When tears do not adequately lubricate the eye, a person may experience:
- Pain
- Light sensitivity
- A gritty sensation
- A feeling of a foreign body or sand in the eye
- Itching
- Redness
- Blurring of vision
Sometimes, a person with a dry eye will have
excess tears running down the cheeks, which may seem confusing. This
happens when the eye isn't getting enough lubrication. The eye sends a
distress signal through the nervous system for more lubrication. In
response, the eye is flooded with tears to try to compensate for the
underlying dryness. However, these tears are mostly water and do not
have the lubricating qualities or the rich composition of normal tears.
They will wash debris away, but they will not coat the eye surface
properly.
What Causes Dry Eyes?
In addition to an imbalance in the tear-flow system
of the eye, dry eyes can be caused by situations that dry out the tear
film. This can be due to dry air from air conditioning, heat, or other
environmental conditions. Other conditions that may cause dry eyes are:
- The natural aging process, especially menopause
- Side effects of certain drugs such as antihistamines and birth control pills
- Diseases that affect the ability to make tears, such as Sjogren's syndrome, rheumatoid arthritis, and collagen vascular diseases
- Structural problems with the eyelids that don't allow them to close properly
How Are Dry Eyes Treated?
Though dry eyes cannot be cured, there are a number
of steps that can be taken to treat them. You should discuss treatment
options with an eye care specialist. Treatments for dry eyes may
include:
- Artificial tear drops and ointments. The use of artificial teardrops is the primary treatment for dry eye. Artificial teardrops are available over the counter. No one drop works for everyone, so you might have to experiment to find the drop that works for you. If you have chronic dry eye, it is important to use the drops even when your eyes feel fine, to keep them lubricated. If your eyes dry out while you sleep, you can use a thicker lubricant, such as an ointment, at night.

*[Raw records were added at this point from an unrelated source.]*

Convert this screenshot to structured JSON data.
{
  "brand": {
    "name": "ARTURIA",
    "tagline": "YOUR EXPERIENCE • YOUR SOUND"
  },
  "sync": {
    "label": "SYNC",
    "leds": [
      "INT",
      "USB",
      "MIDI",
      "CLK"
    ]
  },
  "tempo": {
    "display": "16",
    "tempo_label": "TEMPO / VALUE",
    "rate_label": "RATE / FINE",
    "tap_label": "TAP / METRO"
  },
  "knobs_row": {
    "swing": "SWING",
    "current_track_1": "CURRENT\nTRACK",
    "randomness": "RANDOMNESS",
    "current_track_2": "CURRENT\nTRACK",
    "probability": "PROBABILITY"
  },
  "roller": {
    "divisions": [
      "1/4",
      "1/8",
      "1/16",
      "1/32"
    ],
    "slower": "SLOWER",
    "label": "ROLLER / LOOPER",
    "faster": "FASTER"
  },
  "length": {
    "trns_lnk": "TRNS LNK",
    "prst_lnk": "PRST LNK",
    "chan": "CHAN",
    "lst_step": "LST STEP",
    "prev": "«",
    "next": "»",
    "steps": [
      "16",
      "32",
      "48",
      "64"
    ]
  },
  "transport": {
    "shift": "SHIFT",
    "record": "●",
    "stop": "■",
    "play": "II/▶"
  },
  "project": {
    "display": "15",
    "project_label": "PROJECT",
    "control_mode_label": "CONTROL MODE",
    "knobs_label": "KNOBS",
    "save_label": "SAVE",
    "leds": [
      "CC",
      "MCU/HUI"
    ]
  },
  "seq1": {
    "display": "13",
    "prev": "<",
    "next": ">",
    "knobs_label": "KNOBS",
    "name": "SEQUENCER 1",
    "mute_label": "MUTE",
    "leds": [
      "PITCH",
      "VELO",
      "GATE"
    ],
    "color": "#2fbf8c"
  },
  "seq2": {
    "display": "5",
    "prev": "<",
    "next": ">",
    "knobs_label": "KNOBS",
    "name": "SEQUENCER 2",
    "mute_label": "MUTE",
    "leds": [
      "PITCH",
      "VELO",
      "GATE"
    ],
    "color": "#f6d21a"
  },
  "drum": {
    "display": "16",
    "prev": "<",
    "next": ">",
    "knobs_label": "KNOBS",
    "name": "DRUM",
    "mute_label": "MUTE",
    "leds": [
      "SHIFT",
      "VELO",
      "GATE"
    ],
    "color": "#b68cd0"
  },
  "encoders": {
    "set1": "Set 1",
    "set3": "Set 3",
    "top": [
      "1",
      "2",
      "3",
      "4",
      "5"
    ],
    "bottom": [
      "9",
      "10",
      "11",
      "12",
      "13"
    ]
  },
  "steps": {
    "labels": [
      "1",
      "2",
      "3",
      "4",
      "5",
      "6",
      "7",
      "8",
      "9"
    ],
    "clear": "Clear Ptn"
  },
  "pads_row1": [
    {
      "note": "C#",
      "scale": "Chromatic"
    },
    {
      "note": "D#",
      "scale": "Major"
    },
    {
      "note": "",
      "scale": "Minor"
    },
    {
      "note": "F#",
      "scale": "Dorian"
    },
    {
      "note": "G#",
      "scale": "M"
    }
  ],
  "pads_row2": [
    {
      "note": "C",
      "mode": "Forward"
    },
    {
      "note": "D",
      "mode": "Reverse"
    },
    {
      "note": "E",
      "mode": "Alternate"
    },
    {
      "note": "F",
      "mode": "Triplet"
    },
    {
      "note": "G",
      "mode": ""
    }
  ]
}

- Temporary punctal occlusion. Sometimes it is necessary to close the ducts that drain tears out of the eye. This may be done temporarily with a dissolving plug that is inserted into the tear drain of the lower eyelid to determine whether permanent plugs can provide an adequate supply of tears.
- Non-dissolving punctal plugs and punctal occlusion by cautery (application of heat to tear exit duct). If temporary plugging of the tear drains works well, then longer-lasting plugs or cautery may be used. These measures increase the tear level by blocking the “drainpipe” through which tears normally exit the eye and enter the nose. The plugs can be easily removed. Rarely, the plugs may come out spontaneously or migrate down the tear drain. Many patients with particularly bothersome dry eyes find that the plugs or surgical occlusion (cautery) improve comfort and reduce the need for artificial tears.
- Lipiflow. Lipiflow is a medical device that uses heat and pressure on the eyelids to unclog blocked glands. These glands produce oil as part of the tear film. The oil lubricates the eye and prevents the tears from evaporating.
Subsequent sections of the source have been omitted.